On one side are permitted experiences; on the other, experiences we ache for and dream of. How many times do thoughts of sex push us to the precipice? We tremble, we’re afraid, we dare not take another step. We’re even scared of looking around to see clearly. Lust may be a kind of poison that destroys our lives. But the minute you understand that life by its nature, is going to end anyway, the poison turns from a dangerous temptation to the promise of rebirth. ” These words could explain her extremist behavior—-drawing with her naked body, dancing naked in front of her friends, and making love with different guys with friends watching.
This group of intellectuals just chose to follow the suit. In the crazy world they were venting their confusion, frustration and desperation. “After the fall of the city, with everything lost, the only thing that I have , that belongs to me, is myself. Why is it that women are ones who give permission? And why do they think it is they who will lose something? Men are the ones who really lose out. ” Lin Ying thought. Sexual freedoms and erotic liberation seem to be only freedoms left to her, but these, too, may lead to betrayal. Li Jiangjiang ran away from the astonishing spot.
He would never have believed that Lin Ying would be reduced to this. Their parting this way was unexpected, and every time her parting with her men was unexpected. When I read the lines that she walked naked into the paddy wagon with handcuffs around her wrists, I feel grievous. She was actually representative of generations at that time. She could have led a happy life in a different circumstance for she was talented, ambitious and thoughtful. Her awareness of being a confident and self-independent female, against the background of Disturbance, distorted into a huge mess.
She must find her bearings on her own. This book could be read as a semi-autobiography of the author Hong Ying, who has experienced the bloody Disturbance in 1989 and so had a close understanding about what has gone through those students’ minds. Hong Ying changes her point of view in narration between the third person and the first person, trying to strike a balance between objectivity and subjectivity, which I think is very successful. However, there is something that I can’t agree with in this translation version—- too much foreignization.
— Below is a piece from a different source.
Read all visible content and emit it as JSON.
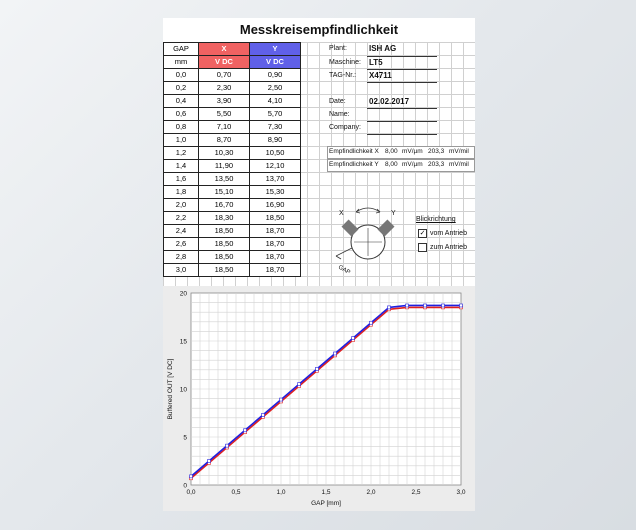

Let me take some examples: “to be promoted was harder than for one of the three thousand beauties of the harem palace to be selected for the emperor’s favors. ” ”So long as the mountains stay green, you won’t have to worry about firewood. ” “the only different being that so many people had learned to sweep the snow only in front of their own doors. ” As the English version is directed towards Westerners who probably don’t have much idea about Chinese allusions, and the purpose of the translation is to inform, domestication is what I recommend.